During the week, I was working on the new project. In development process, I simply directly connected Vercel Postgres with Prisma in Next.js. However, the Hobby plan of Vercel Postgres has usage limits and I almost exceeded the data transfer limits. To save the amount of data transfer, I have to connect local Postgres with the project for testing and debuging. So I think I should use environment variables to distinguish between the development and production environments automatically.

Non-Standard NODE_ENV

As the documentation said, if the environment variable NODE_ENV is unassigned, Next.js automatically assigns development when running the next dev command, or production for all other commands.

Do not set NODE_ENV in .env or .env.*, it may cause non-standard environment errors [https://nextjs.org/docs/messages/non-standard-node-env]

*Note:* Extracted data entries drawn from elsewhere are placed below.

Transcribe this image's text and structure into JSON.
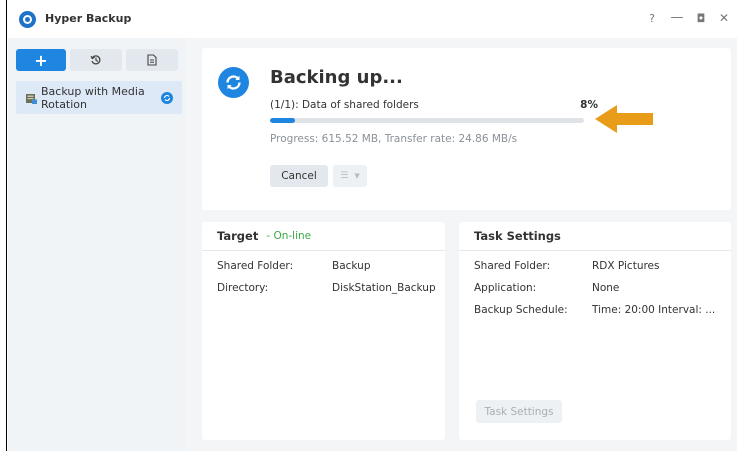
{
  "window": {
    "title": "Hyper Backup",
    "help": "?",
    "minimize": "—",
    "maximize": "◘",
    "close": "✕"
  },
  "sidebar": {
    "add_label": "+",
    "task": {
      "label": "Backup with Media Rotation",
      "status": "running"
    }
  },
  "progress": {
    "title": "Backing up...",
    "task_desc": "(1/1): Data of shared folders",
    "percent_text": "8%",
    "percent_value": 8,
    "detail": "Progress: 615.52 MB, Transfer rate: 24.86 MB/s",
    "cancel_label": "Cancel"
  },
  "target": {
    "title": "Target",
    "status": "- On-line",
    "rows": [
      {
        "key": "Shared Folder:",
        "value": "Backup"
      },
      {
        "key": "Directory:",
        "value": "DiskStation_Backup"
      }
    ]
  },
  "task_settings": {
    "title": "Task Settings",
    "rows": [
      {
        "key": "Shared Folder:",
        "value": "RDX Pictures"
      },
      {
        "key": "Application:",
        "value": "None"
      },
      {
        "key": "Backup Schedule:",
        "value": "Time: 20:00 Interval: ..."
      }
    ],
    "button_label": "Task Settings"
  },
  "colors": {
    "accent": "#1e86e0",
    "online": "#39a845",
    "arrow": "#e89c18"
  }
}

.env* Files and Environment Variables

You also can create a .env.development for development environment and add local PostgreSQL variable in it.

# Postgres
POSTGRES_URL="postgresql://postgres:xxx@localhost:5432/postgres"
POSTGRES_PRISMA_URL="postgresql://postgres:xxx@localhost:5432/postgres?pgbouncer=true&connect_timeout=15"
POSTGRES_URL_NON_POOLING="postgresql://postgres:xxx@localhost:5432/postgres"
POSTGRES_USER="postgres"
POSTGRES_HOST="localhost"
POSTGRES_PASSWORD="xxx"
POSTGRES_DATABASE="postgres"

And create a .env.production for production environment and add Vercel Postgres variable in it.

# Postgres
POSTGRES_URL="************"
POSTGRES_PRISMA_URL="************"
POSTGRES_URL_NON_POOLING="************"
POSTGRES_USER="************"
POSTGRES_HOST="************"
POSTGRES_PASSWORD="************"
POSTGRES_DATABASE="************"

After that, when running next dev, the Next.js project will automatically load environment variables from .env.development. Or if deploying Next.js project to production environment, it will loading production environment variables from .env.production by default.

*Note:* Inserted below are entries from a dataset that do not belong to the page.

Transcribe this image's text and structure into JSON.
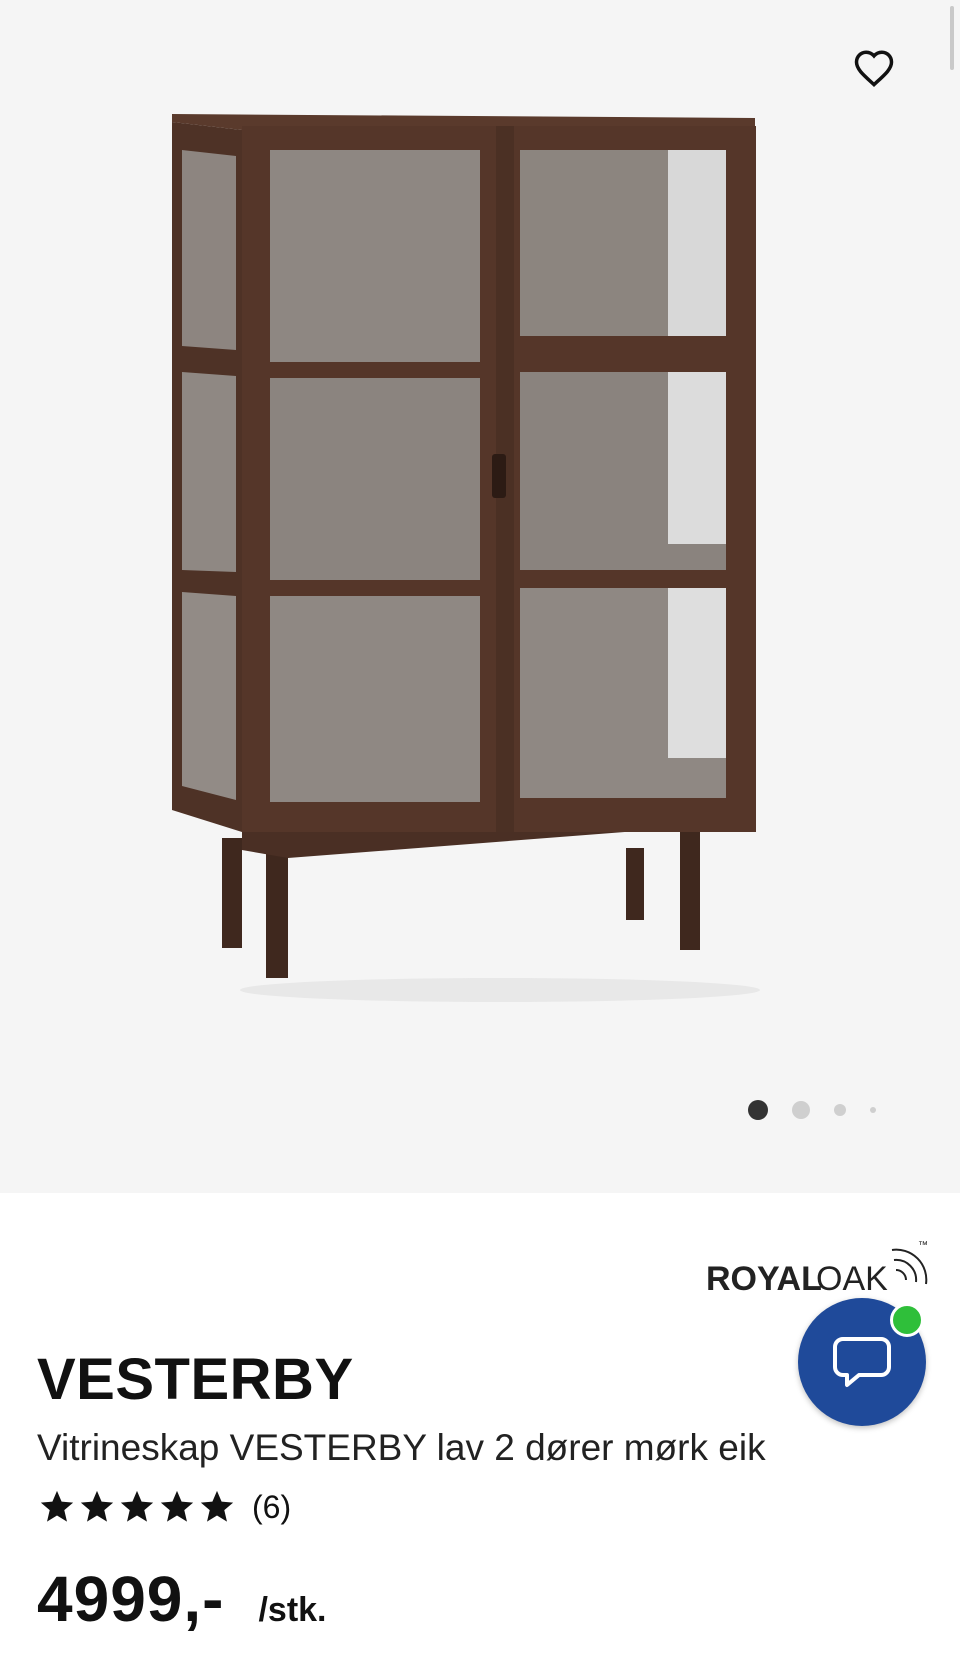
{
  "gallery": {
    "favorite_icon": "heart-outline-icon",
    "image_alt": "Vitrineskap VESTERBY lav 2 dører mørk eik",
    "carousel": {
      "total": 4,
      "active": 1
    }
  },
  "brand": {
    "logo_text_bold": "ROYAL",
    "logo_text_light": "OAK",
    "trademark": "™"
  },
  "chat": {
    "icon": "chat-bubble-icon",
    "status_color": "#2fbf3a",
    "button_color": "#1f4a9a"
  },
  "product": {
    "name": "VESTERBY",
    "description": "Vitrineskap VESTERBY lav 2 dører mørk eik",
    "rating": {
      "stars": 5,
      "count_label": "(6)"
    },
    "price": "4999,-",
    "unit": "/stk."
  }
}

You can also add the environment variables shared between development and production environments in .env file, which will be loaded wherever the environments are.

# Postgres
NEXT_PUBLIC_IMAGES_URI = **********
NEXT_PUBLIC_ICON_URL = **********

Environment Loading Order

Development Mode: (bun dev): .env.development.local > .env.local > .env.development > .env

Production Mode: (bun run build): .env.production.local > .env.local > .env.production > .env

Conclusion

Now it will not waste the usage limits of Vercel Postgres when developing project in local.